While I had been enjoying myself with the charming doctor—“the sweetest man alive,” Kate often gushed, “an angel!”—and his well-read wife, I announced that I had to hit the road. After unsuccessfully arguing how “idiotic” it was for me to make the trip under such conditions, Kate said I should at least have the brains to take off my pants, then dash to the end of the driveway where my car was parked, and move the car to the garage . . . which I could then re-enter through the house after I had put on the pair of trousers that had been kept dry.
“I don't think that's necessary,” I said. “I'll run with a large umbrella.”
“But your pants,” Kate pointed out. “With the wind, they'll get soaked.” I assured her that my plan was satisfactory. “Besides,” I said, “I'm waterproof.”
“You may be,” she snorted. “But your pants aren't!”
Of course, in the moment when I sprinted from the door to the car, the rain came down in sheets . . . and I could hear Kate howling with laughter.
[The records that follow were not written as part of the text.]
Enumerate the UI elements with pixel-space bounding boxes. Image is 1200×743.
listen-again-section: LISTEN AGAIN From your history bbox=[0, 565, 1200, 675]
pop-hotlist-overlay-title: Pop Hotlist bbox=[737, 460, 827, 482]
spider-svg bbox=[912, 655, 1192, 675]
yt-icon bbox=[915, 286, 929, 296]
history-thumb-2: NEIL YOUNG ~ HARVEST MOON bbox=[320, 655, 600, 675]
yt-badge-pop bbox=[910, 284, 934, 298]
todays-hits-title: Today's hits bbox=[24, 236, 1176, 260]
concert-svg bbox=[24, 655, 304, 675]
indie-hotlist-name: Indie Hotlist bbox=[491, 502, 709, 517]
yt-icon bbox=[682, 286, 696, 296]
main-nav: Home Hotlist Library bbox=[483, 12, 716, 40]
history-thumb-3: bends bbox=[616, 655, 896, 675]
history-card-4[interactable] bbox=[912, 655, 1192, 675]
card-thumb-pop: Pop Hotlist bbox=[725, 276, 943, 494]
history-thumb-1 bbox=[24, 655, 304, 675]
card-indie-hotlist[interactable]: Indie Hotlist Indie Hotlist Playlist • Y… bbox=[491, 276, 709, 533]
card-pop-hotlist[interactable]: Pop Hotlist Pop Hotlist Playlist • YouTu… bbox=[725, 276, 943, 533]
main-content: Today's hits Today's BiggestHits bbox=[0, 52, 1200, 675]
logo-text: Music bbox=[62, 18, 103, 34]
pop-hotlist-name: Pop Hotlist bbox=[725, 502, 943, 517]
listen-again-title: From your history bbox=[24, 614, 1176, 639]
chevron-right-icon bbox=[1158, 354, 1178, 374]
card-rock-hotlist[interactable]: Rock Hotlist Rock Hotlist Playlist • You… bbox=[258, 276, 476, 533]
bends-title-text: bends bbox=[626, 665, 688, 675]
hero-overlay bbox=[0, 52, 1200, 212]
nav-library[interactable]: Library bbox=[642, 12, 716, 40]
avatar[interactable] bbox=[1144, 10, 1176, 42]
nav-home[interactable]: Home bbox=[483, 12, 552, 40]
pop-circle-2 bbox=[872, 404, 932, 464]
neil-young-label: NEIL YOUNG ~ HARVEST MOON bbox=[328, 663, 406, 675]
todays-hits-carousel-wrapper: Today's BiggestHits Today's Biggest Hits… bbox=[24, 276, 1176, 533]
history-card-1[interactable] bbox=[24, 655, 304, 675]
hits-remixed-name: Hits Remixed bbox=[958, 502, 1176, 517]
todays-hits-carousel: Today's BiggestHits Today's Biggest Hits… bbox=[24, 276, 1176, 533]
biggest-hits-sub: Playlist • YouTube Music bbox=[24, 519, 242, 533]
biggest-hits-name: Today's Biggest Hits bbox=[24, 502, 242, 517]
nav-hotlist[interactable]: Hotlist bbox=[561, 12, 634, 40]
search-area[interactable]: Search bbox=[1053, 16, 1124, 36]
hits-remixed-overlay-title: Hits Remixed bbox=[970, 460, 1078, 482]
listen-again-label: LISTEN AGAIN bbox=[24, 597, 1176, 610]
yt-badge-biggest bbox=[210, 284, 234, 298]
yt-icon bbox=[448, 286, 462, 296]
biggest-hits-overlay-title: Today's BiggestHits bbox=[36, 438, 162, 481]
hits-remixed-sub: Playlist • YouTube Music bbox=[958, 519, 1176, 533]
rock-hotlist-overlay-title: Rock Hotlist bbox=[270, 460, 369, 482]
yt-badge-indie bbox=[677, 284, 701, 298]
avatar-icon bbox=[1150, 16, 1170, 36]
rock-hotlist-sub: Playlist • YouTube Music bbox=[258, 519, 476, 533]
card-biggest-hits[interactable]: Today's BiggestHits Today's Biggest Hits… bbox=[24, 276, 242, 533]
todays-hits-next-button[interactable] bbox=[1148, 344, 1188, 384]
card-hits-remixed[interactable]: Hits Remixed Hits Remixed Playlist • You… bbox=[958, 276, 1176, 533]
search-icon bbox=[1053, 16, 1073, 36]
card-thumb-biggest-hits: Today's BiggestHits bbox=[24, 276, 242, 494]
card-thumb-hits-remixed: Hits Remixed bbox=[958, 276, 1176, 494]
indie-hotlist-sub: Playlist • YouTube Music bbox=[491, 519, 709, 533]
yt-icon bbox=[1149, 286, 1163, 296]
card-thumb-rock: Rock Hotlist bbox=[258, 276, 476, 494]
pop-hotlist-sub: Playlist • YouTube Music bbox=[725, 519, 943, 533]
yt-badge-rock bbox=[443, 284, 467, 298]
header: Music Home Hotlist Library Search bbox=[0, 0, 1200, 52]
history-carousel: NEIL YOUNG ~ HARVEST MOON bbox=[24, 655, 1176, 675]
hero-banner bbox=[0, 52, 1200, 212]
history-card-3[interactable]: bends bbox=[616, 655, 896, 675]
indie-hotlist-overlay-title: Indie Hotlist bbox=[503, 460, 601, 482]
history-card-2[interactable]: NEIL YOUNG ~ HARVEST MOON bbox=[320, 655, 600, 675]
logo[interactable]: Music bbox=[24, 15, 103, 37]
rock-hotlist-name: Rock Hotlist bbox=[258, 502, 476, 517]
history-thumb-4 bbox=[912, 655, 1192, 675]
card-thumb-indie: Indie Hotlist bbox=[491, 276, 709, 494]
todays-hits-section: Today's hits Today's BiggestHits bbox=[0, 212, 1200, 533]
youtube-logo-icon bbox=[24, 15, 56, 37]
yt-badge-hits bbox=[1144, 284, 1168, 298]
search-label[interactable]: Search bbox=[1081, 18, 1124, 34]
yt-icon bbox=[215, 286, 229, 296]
She met me at the back door to the garage with towels and said, “Now you've
got
to take off your pants, because you can't drive for two hours in them.”
I sheepishly explained that this was the only pair of pants I had brought up for the weekend. Kate kindly said that would be no problem. She sent Phyllis on a mission to find a dry pair. “Go to Dick,” she said. “Or go to my closet. And if you can't find anything there, bring him one of your dresses.”
“I'm not driving into New York wearing one of Phyllis's dresses,” I said.
“Oh, you might have to,” she said, delighting herself. “And there's nothing wrong with that. Phyllis has some lovely things, don't you, dear?”
“Oh yes,” said Phyllis, perfectly oblivious to the fact that Kate was now pulling our legs. “But I don't think he'd fit into any of my things. Too tall.”
“Phyllis,” I begged, “would you please try to find me a pair of pants?”
“You know,” Kate began to reminisce, “the first time Spence came up here, we had exactly the same situation, and he made a run for his car.”
“And?” I asked.
“And I don't
think
he had to put on a dress.”
Phyllis returned with a pair of faded yellow sweatpants that belonged to Dick, far more conservative than anything I imagined Dick owning, which I gratefully accepted. As I started to go upstairs to change, Kate said, “Oh Christ, just take off your pants right here.” Before I could even protest, she assured me, “Dad used to walk around the house without any clothes at all!”
“But he was your fa—” I started to sputter, when I suddenly realized that was even worse. When in Rome, I figured . . . and so I turned my back to my hostess and changed pants. “And you should probably change your shirt,” she added. I didn't even argue, pulling a dry one from my bag.